Conformal Risk Minimization with Variance Reduction
Sima Noorani, Orlando Romero, Nicolo Dal Fabbro, Hamed Hassani, George J. Pappas
TL;DR
This paper addresses conformal risk minimization (CRM) by training models to produce efficient conformal prediction (CP) sets with guaranteed coverage. It analyzes ConfTr, reveals that its gradient estimator suffers from non-vanishing variance due to the population quantile gradient estimation, and proposes VR-ConfTr, which decouples tau(θ) estimation from gradient computation and uses a plug-in, variance-reduced estimator based on an epsilon-thresholded average of conformity-score gradients. The authors prove bias-variance trade-offs and provide practical guidelines (e.g., m-ranking) to tune the estimator, showing provable sample efficiency. Empirically, VR-ConfTr achieves faster convergence and consistently smaller CP prediction sets across multiple benchmarks (MNIST, Fashion-MNIST, KMNIST, OrganAMNIST, CIFAR-10) with comparable accuracy, highlighting its potential to improve CP-based uncertainty quantification in real-world tasks.
Abstract
Conformal prediction (CP) is a distribution-free framework for achieving probabilistic guarantees on black-box models. CP is generally applied to a model post-training.
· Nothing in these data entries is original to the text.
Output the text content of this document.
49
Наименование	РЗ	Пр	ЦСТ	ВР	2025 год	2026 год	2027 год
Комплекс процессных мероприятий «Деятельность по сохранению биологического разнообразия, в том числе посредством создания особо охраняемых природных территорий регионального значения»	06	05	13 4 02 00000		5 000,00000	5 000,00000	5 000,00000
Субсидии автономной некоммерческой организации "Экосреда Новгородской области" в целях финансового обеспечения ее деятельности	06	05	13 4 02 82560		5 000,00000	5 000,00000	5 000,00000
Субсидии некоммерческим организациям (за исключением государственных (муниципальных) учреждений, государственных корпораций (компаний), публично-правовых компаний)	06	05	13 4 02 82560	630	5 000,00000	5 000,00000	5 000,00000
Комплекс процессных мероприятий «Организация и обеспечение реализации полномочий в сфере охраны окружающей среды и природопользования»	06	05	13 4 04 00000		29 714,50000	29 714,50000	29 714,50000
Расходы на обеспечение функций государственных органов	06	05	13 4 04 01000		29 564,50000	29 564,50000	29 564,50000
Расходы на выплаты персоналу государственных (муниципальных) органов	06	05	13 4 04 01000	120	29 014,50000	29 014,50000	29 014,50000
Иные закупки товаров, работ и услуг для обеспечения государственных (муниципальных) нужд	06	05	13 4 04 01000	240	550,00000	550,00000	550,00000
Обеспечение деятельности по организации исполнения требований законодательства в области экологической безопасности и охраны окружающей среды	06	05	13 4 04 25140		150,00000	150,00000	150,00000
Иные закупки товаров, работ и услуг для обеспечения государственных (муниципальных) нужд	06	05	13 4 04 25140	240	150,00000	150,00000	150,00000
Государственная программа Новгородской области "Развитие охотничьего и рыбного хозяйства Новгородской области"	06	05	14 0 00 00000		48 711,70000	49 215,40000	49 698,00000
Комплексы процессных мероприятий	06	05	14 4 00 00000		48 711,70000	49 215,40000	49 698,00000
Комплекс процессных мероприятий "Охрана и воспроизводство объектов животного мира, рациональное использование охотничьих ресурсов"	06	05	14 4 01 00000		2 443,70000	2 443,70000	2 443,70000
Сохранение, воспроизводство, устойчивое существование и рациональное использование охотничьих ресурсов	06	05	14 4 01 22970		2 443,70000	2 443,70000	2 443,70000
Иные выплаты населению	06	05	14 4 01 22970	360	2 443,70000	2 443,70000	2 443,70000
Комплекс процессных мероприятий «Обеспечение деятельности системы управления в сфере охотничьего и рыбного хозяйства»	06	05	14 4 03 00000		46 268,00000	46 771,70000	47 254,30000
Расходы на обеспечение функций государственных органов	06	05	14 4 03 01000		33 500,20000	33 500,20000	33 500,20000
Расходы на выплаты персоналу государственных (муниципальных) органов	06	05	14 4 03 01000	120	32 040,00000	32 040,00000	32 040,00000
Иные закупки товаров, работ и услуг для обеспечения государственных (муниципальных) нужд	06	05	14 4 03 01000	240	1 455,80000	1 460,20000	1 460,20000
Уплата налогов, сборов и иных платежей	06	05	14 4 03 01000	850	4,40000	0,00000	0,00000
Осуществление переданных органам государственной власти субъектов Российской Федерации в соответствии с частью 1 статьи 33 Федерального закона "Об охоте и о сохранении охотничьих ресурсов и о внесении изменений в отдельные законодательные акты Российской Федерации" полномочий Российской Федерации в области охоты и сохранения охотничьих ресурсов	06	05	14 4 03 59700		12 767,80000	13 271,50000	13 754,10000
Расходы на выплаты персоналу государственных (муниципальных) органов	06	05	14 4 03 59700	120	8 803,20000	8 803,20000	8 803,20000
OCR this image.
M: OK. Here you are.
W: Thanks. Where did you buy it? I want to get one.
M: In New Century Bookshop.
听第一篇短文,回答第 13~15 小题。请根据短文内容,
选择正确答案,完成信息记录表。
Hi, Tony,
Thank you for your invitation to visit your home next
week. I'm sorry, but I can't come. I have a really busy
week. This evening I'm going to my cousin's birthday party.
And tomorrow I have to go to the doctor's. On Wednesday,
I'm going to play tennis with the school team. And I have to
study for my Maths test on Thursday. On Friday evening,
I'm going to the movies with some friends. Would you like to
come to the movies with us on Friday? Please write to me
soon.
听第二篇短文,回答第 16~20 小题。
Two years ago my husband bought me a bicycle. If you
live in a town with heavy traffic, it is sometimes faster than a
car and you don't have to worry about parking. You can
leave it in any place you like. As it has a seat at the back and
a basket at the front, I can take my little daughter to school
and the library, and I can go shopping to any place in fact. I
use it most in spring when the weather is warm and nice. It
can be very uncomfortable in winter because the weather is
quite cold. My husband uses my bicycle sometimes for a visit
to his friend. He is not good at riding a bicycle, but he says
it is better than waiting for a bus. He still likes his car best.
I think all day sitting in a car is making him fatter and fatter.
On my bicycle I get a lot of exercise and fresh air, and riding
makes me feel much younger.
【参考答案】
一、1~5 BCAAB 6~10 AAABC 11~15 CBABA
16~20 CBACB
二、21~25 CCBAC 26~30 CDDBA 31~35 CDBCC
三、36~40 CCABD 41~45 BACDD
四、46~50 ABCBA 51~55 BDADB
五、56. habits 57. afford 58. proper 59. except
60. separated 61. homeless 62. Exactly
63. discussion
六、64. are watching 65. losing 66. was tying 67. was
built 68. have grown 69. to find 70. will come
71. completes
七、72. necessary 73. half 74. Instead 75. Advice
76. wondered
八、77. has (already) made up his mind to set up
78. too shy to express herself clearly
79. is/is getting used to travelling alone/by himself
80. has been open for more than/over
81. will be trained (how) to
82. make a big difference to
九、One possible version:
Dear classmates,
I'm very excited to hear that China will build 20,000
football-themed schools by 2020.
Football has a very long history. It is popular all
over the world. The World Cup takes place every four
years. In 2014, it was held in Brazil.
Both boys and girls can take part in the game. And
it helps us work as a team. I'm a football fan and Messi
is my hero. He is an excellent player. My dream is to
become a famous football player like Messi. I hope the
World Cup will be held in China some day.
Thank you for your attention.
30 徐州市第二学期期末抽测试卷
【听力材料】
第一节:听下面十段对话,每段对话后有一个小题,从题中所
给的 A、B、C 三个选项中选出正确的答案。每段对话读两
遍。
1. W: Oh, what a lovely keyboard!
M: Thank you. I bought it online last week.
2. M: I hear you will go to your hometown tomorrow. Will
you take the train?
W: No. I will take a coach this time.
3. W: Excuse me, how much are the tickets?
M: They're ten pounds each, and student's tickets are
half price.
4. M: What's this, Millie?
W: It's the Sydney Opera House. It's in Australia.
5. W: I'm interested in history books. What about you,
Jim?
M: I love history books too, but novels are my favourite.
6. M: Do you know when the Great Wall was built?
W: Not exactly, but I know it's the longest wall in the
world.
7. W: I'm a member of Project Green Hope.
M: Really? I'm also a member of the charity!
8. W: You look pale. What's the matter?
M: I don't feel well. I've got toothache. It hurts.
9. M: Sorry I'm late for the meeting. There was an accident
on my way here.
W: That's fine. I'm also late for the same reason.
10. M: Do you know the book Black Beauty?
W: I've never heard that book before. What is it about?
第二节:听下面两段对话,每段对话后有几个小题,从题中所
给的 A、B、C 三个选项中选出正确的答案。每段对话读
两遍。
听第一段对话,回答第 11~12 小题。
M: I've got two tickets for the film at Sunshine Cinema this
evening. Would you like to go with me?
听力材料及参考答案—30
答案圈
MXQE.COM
Recent research efforts, on the other hand, have focused on optimizing CP efficiency during training. We formalize this concept as the problem of conformal risk minimization (CRM). In this direction, conformal training (ConfTr) by Stutz et al.(2022) is a technique that seeks to minimize the expected prediction set size of a model by simulating CP in-between training updates. Despite its potential, we identify a strong source of sample inefficiency in ConfTr that leads to overly noisy estimated gradients, introducing training instability and limiting practical use. To address this challenge, we propose variance-reduced conformal training (VR-ConfTr), a CRM method that incorporates a variance reduction technique in the gradient estimation of the ConfTr objective function. Through extensive experiments on various benchmark datasets, we demonstrate that VR-ConfTr consistently achieves faster convergence and smaller prediction sets compared to baselines.